Un monument à Paris pour honorer les victimes du génocide rwandais

Un geste mémoriel fort pour reconnaître les violences du passé en pleine capitale.
Un monument à Paris pour honorer les victimes du génocide rwandais
©Ludovic MARIN, AFP - Le président français Emmanuel Macron s'exprime à l'issue d'une réunion à l'Elysée, à Paris, le 1er juin 2026

À la suite de la reconnaissance des "responsabilités" de la France dans le génocide de 1994 à l'encontre des Tutsi du Rwanda, un nouveau pas mémoriel a été franchi par le président Emmanuel Macron avec l'inauguration d'un monument à Paris, en présence de son homologue rwandais, Paul Kagame.

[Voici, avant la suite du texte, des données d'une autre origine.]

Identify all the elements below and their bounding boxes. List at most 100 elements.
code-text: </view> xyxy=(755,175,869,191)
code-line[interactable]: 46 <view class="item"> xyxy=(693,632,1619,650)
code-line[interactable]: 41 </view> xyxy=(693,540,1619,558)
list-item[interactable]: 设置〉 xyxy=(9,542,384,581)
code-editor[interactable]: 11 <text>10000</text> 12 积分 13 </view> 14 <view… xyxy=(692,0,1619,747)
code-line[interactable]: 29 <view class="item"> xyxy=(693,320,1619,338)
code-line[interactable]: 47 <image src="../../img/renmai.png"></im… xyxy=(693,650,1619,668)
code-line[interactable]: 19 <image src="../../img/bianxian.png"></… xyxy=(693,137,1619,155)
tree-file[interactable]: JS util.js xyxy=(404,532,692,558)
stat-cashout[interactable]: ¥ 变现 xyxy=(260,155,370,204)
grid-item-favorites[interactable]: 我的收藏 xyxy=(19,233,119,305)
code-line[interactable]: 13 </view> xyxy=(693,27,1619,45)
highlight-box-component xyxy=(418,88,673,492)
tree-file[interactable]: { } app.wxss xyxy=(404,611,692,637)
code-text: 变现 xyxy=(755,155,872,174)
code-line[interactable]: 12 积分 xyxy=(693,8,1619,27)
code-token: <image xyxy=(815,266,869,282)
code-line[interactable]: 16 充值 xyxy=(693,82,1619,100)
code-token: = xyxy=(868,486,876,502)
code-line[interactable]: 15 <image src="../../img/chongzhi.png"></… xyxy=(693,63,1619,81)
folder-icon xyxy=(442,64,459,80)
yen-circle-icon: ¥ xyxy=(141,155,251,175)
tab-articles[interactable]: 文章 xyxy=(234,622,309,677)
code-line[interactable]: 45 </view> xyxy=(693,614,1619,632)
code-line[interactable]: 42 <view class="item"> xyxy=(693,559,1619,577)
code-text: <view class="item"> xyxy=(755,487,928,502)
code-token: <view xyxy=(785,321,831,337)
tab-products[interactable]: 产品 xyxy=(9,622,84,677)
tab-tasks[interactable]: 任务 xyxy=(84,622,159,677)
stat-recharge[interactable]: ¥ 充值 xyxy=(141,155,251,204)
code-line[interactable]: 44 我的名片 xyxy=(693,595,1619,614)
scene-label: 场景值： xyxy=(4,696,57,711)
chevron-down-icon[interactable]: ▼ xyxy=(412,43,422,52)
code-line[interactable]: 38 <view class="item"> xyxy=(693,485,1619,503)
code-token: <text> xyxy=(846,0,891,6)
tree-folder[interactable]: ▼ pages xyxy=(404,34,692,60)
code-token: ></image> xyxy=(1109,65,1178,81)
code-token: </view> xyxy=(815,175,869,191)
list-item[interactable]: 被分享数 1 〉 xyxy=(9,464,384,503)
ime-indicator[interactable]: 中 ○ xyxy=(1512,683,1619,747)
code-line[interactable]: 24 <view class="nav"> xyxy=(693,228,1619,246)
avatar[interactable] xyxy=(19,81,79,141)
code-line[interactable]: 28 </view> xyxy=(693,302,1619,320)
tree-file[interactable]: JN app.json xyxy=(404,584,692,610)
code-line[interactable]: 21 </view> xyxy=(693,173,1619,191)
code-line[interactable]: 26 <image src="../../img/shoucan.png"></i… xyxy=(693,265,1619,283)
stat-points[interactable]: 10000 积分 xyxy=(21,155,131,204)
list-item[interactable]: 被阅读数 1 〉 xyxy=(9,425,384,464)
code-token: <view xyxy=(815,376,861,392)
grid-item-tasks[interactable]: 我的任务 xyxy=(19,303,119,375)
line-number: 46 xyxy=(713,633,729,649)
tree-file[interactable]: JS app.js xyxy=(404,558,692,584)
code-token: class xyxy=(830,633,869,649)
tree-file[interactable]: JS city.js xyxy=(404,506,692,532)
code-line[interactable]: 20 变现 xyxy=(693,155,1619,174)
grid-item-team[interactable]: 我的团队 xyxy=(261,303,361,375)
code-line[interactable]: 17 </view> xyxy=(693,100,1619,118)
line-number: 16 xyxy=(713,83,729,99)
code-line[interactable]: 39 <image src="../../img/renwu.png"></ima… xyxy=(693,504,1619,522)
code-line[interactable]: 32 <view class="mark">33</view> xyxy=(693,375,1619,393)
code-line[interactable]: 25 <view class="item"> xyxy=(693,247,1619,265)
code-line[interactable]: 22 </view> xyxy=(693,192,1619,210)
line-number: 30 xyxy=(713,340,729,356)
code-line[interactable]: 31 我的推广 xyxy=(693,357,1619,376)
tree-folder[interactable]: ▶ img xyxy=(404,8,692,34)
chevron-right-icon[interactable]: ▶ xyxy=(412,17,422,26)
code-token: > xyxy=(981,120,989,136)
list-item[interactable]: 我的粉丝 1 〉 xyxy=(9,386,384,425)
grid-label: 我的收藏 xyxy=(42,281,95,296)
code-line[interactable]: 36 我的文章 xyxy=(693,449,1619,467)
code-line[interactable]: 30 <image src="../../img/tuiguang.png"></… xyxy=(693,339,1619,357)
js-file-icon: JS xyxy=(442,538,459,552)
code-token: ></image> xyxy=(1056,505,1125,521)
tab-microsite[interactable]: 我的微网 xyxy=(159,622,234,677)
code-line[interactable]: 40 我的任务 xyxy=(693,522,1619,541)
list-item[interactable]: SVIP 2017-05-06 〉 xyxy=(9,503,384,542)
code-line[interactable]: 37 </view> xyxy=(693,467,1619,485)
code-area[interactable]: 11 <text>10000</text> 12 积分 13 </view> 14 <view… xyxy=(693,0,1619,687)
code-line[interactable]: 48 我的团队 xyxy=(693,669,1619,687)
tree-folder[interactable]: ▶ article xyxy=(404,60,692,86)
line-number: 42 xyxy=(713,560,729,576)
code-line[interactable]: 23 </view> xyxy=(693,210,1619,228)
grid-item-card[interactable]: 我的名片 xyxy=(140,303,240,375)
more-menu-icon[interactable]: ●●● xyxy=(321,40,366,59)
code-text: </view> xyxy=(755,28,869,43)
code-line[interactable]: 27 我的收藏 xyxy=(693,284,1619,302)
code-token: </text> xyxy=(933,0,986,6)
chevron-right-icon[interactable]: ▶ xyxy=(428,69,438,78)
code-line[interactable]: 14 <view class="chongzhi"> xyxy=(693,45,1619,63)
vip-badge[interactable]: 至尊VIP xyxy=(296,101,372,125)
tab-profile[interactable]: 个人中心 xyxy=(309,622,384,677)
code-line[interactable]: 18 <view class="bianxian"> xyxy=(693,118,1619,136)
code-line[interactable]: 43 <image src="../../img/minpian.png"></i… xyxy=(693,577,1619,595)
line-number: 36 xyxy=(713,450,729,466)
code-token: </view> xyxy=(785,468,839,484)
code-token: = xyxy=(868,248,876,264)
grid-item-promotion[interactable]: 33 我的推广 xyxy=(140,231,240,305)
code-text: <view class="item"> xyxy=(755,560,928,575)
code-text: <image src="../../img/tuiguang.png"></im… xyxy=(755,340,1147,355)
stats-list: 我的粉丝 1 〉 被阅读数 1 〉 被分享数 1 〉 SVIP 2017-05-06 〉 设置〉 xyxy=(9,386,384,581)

Ce monument, constitué de deux blocs de laiton noir situés dans le cœur vibrant de la capitale, porte une inscription poignante en mémoire des centaines de milliers de victimes qui ont perdu la vie entre avril et juillet 1994 : "Ici, comme une archive, reposent les voix et les mots, les souvenirs et les expériences, les sentiments et les espoirs des victimes et des survivants".

Conçu par l'artiste portugaise Grada Kilomba, ce mémorial se veut un lieu de recueillement et un espace propice à la transmission intergénérationnelle de la mémoire du génocide, comme le souligne l'Elysée.

Plus de 800.000 personnes, principalement des membres de la minorité tutsi, ont été exterminées dans une série de massacres orchestrés par des extrémistes hutu, déclenchés après l'attentat ayant coûté la vie au président Juvénal Habyarimana.

La responsabilité de la France, qui avait des liens étroits avec le régime hutu à l'époque, a été un sujet de discorde pendant de nombreuses années. Cette tension a même conduit à un gel des relations diplomatiques avec Kigali entre 2006 et 2009. Paul Kagame, ancien chef de la rébellion tutsi qui a mis fin au génocide, a, à plusieurs reprises, accusé Paris de complicité.

En 2021, Emmanuel Macron a reconnu les "responsabilités accablantes" de la France dans ce drame, s'appuyant sur le rapport d'une commission d'historiens qu'il avait initiée. Cependant, il a évité de s'excuser, tout en exprimant l'espoir d'obtenir le pardon des survivants.

Cette démarche a permis de renforcer les liens avec le Rwanda, selon Vincent Duclert, président de la commission d'historiens. Il mentionne qu'un "nouveau chapitre aussi significatif qu'il y a cinq ans" s'écrit avec ce mémorial.

"Cette cérémonie à Paris marque l'entrée définitive du génocide des Tutsi dans l'espace public français", souligne-t-il, mettant en avant la signification symbolique de l'emplacement choisi, à proximité des institutions gouvernementales responsables, qui ont échoué durant ce tragique épisode.

Marcel Kabanda, président d'Ibuka France, principale organisation dédiée à la mémoire et à la justice pour les rescapés, exprime son soulagement : "Nous attendons cela depuis plus de 30 ans. C'est de l'oxygène, car la société civile a longtemps porté seule ce combat".

Le monument, intitulé "Archive", vise à rester un symbole visible et pérenne dans l'espace public, contrant ainsi l'idée d'un rapport mis de côté dans une bibliothèque, ajoute Kabanda.

Lors de la cérémonie, les deux présidents, ainsi que le maire de Paris, Emmanuel Grégoire, et une rescapée, Jeanne Uwimbabazi, prendront la parole. Le musicien franco-rwandais Gaël Faye lira un poème d'une auteure survivante, Beata Umubyeyi Mairesse.

Les présidents Macron et Kagame continueront ensuite avec un dîner officiel au palais de l'Élysée.

D'autres initiatives demeurent en cours en France pour réparer les blessures issues du génocide, tant sur le plan judiciaire qu'éducatif, avec des enseignements intégrant ce chapitre douloureux dans les programmes des lycéens. La justice a récemment demandé la poursuite des enquêtes concernant l’implication de l’ancienne Première dame, Agathe Habyarimana, dans les événements tragiques.

"Les procès des présumés génocidaires résidant en France se multiplient, soutenus par des moyens d'investigation accrus depuis 2021. C'est essentiel", assure M. Duclert. "C'est un chantier qui a débuté avec Emmanuel Macron et qui doit se poursuivre".